Bloomberg.- China’s economic growth remained stable in the third quarter, all but ensuring the government’s full-year growth target is met and opening a window for policy makers to deliver on vows to rein in excessive credit and surging property prices.
Gross domestic product rose 6.7 percent in the third quarter from a year earlier, matching the median projection by economists surveyed by Bloomberg, and smack in the middle of the government’s 2016 goal of 6.5 percent to 7 percent growth. Services industries paced the expansion in the first nine months of the year, expanding 7.6 percent.
Stabilizing growth gives room for policies aimed at containing swelling leverage and curbing excessive financial risks, with IMF researchers among those calling for such efforts. The government released guidelines last week for reducing debt, yet past pledges have often been ignored as rampant credit growth fuels surging house prices in the nation’s biggest cities.
“It’s amazing what a housing bubble and crazy debt increases can achieve,” said Michael Every, head of financial markets research at Rabobank in Hong Kong. “This is not sustainable – but then the alternative is nothing anyone wants to think about.”
Releases for September showed the continuing shift in China’s economy toward consumer spending, with retail sales gains outpacing the rise in industrial production. Investment spending continues to be led by the public sector, the figures showed, with subdued private business spending highlighting the problem of high levels of debt.
September data showed:
– Industrial output rose 6.1 percent from a year earlier, against the median forecast for 6.4 percent
– Retail sales gained 10.7 percent, matching the median forecast
– Fixed-asset investment increased 8.2 percent for January through September, matching the forecast. State firms drove the gain, with a 21.1 percent jump in investment, while private investment advanced 2.5 percent
– The fiscal deficit doubled in September to 861 billion yuan ($128 billion) from a month earlier as the government moved to support growth
“Despite continued disappointing growth in the rest of the world economy, China’s economy is on track to achieve the government’s indicative growth targets for the year,” said Bert Hofman, the World Bank’s director for China, Mongolia and Korea in Beijing. “With projected continued modest growth in the rest of the world, the question is what the right balance is between support for demand growth, rising risks from growing leverage and the pace of structural reforms to improve productivity.”
China’s broadest measure of new credit exceeded estimates in September, data released Tuesday showed, underscoring escalating concerns over a property binge and the pace of debt expansion.
Property developers seem to have taken heart from surging prices in major cities, with completed investment in real estate development rising at a 5.8 percent pace in the first nine months of the year. But they appear positively restrained when compared with the market for apartments: the value of China’s new home sales rose 61 percent in September from a year earlier, defying policy makers’ moves to cool the boom.
Policy has already begun to shift focus away from stimulus toward controlling financial risks, said Bloomberg Intelligence economists Tom Orlik and Fielding Chen.

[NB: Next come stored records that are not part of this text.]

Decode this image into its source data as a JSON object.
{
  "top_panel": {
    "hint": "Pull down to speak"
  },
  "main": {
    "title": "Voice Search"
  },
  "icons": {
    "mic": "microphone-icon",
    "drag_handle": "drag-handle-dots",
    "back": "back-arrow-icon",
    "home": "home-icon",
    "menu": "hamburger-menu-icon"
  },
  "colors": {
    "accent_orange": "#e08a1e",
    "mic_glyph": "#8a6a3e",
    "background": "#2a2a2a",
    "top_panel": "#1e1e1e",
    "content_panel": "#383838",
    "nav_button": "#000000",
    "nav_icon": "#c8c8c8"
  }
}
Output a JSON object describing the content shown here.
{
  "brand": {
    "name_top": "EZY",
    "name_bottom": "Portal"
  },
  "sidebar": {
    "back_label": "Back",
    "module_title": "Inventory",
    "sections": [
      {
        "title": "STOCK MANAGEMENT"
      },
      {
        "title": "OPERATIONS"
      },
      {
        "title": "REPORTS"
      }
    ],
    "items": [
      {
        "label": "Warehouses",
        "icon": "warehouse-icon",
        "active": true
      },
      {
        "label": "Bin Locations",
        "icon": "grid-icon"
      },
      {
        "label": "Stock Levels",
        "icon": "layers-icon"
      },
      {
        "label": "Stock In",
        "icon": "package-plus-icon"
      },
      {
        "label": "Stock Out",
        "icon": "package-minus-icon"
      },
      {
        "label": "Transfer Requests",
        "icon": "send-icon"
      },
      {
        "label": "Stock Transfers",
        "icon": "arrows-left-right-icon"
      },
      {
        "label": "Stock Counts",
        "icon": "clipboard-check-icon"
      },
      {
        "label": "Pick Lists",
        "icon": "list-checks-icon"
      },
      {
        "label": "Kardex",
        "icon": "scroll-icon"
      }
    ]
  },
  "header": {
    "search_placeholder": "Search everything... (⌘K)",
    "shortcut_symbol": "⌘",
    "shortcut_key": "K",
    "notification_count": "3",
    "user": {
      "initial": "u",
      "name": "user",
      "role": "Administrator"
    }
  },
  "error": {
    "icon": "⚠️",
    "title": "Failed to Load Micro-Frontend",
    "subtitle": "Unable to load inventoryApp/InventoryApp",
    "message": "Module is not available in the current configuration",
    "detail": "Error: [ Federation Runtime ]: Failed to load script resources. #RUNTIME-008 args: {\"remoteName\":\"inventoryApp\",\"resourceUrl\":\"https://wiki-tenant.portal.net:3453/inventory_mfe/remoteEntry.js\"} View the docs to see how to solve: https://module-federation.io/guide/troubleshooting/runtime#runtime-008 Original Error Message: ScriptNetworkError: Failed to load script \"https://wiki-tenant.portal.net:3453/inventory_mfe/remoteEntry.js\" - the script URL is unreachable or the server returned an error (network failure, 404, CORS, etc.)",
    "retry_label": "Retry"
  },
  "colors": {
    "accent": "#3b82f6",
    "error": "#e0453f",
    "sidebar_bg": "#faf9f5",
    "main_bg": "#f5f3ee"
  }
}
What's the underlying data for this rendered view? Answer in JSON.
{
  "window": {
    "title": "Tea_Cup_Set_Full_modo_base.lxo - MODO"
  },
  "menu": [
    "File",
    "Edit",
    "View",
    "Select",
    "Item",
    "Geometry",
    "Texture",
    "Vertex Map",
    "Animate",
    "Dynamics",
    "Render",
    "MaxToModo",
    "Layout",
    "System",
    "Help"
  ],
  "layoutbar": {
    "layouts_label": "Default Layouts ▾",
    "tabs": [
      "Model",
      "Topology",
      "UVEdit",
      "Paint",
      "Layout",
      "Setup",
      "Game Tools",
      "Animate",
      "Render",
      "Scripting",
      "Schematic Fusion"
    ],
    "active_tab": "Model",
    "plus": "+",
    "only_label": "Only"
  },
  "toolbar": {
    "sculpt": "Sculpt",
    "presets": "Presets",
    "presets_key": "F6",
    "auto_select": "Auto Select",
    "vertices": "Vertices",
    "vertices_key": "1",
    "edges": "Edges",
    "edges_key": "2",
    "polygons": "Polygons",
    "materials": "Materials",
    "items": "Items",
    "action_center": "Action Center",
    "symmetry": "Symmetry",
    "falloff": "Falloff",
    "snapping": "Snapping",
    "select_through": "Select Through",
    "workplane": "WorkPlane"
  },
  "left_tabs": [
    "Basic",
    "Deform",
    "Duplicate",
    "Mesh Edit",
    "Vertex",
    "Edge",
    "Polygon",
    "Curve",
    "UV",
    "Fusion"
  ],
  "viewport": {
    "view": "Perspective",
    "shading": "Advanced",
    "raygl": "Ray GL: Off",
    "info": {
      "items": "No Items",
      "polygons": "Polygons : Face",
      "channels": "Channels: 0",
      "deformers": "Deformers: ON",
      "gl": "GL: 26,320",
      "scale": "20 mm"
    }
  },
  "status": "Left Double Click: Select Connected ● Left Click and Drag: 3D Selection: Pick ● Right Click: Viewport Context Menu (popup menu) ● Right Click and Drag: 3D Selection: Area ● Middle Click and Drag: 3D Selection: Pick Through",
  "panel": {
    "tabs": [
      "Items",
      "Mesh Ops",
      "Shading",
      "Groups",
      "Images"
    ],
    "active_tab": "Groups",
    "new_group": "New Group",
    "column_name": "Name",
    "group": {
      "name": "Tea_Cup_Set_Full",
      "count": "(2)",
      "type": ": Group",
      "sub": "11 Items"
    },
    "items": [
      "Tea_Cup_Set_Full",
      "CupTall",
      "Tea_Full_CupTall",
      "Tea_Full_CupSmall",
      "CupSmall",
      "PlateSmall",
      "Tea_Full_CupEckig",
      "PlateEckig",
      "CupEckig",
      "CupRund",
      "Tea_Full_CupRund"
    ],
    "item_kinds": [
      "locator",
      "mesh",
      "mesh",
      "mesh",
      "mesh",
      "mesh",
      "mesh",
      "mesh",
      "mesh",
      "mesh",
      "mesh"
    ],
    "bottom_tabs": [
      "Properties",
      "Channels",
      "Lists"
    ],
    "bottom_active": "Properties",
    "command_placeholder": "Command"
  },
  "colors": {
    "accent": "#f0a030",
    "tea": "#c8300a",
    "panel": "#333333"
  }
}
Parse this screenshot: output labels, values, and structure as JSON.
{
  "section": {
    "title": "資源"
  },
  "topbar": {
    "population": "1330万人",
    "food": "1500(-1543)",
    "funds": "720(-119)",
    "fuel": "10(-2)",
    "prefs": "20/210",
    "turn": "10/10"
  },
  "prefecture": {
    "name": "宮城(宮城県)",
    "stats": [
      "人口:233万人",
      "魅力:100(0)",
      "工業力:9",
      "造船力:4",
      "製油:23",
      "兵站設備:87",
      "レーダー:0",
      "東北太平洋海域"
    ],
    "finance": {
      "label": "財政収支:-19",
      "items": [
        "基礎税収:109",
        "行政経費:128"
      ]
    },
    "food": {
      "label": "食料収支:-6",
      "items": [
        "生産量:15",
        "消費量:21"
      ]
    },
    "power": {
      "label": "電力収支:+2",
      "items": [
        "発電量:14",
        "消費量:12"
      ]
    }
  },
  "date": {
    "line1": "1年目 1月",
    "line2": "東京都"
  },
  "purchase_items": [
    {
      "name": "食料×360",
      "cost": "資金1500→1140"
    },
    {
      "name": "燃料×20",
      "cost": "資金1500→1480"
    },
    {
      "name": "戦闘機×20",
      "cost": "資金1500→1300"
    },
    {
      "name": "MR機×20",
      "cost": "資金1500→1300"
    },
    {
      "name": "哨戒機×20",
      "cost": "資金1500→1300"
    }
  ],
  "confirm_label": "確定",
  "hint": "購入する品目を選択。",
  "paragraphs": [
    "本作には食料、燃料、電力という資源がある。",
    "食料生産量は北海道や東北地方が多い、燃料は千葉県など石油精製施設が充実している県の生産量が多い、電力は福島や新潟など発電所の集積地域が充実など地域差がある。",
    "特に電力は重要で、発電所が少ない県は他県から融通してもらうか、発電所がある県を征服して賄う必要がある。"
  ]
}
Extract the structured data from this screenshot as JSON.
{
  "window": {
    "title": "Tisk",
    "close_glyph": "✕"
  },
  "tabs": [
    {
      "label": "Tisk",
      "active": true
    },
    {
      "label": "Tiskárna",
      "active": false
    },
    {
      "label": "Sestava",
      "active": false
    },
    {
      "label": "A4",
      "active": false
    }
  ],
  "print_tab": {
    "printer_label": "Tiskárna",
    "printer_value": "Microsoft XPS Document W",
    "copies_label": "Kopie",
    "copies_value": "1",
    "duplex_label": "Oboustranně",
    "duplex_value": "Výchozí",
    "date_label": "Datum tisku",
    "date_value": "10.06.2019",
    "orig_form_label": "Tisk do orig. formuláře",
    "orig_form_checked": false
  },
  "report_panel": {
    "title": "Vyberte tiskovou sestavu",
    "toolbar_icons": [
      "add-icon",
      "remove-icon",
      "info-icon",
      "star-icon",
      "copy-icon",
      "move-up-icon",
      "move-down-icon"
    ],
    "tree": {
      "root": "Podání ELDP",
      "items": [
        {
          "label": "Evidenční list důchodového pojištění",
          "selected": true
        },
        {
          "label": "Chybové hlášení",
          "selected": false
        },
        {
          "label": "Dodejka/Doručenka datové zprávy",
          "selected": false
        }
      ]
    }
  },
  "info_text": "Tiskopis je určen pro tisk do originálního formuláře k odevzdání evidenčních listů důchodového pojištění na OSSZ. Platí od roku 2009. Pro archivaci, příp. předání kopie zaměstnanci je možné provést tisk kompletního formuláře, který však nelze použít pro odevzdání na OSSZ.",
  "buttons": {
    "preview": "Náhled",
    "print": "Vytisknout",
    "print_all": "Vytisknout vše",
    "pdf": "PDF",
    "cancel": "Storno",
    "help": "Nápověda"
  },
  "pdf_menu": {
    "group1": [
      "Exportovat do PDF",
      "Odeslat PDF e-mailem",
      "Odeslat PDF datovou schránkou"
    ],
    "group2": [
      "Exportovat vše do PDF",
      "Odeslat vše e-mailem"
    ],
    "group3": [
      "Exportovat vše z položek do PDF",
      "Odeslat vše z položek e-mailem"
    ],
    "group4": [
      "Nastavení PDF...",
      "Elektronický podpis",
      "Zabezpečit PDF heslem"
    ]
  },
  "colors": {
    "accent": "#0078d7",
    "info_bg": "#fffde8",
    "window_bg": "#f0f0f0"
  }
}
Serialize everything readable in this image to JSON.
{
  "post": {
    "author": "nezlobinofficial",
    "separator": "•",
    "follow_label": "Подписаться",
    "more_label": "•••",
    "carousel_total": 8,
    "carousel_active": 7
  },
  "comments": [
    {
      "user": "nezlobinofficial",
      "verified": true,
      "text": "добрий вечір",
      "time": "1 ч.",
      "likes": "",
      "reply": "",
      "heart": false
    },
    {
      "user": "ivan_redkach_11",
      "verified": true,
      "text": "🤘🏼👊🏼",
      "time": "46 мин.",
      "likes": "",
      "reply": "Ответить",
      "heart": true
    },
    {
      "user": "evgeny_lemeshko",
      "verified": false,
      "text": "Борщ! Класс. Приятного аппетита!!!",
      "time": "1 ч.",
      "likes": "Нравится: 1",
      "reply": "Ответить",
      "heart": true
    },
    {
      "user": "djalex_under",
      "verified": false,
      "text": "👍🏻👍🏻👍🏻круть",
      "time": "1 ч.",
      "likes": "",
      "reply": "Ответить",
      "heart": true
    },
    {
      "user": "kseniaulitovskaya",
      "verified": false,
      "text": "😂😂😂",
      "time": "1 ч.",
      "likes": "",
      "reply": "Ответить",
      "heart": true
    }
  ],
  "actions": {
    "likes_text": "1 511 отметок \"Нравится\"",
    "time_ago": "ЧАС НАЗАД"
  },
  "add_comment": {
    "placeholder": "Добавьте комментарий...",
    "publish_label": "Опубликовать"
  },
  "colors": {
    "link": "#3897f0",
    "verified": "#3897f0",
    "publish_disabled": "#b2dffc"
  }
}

“Deleveraging so far has been a goal more discussed than delivered,” the analysts wrote. “With growth firmly on track, and credit expansion surprising on the upside in August and September, the big question for the fourth quarter is whether rhetorical commitments start translating into real action.”
At least 21 cities have introduced purchase restrictions and toughened mortgage lending since late September, reversing two years of easing to support home buyers. Goldman Sachs Group Inc. has said more tightening is likely to follow if prices keep soaring, while Citigroup Inc. estimates shrinking demand may lead sales volume to contract in the fourth quarter.
The economy maintained expansion of about 7.1 percent in September, according to a Bloomberg Intelligence monthly growth gauge. China’s steel mills have meanwhile clicked into a higher gear, with production climbing from a year earlier as the property boom drives domestic demand.
Shares in Shanghai and the yuan were little changed.
Wednesday’s reports also showed further evidence of diminishing disinflationary pressures in the world’s No. 2 economy, with the GDP deflator — a broad measure of costs — rising 0.74 percent for the first nine months of the year, the quickest pace since 2014. That comes on top of figures last week that showed the first gain in factory-gate prices in China since 2012.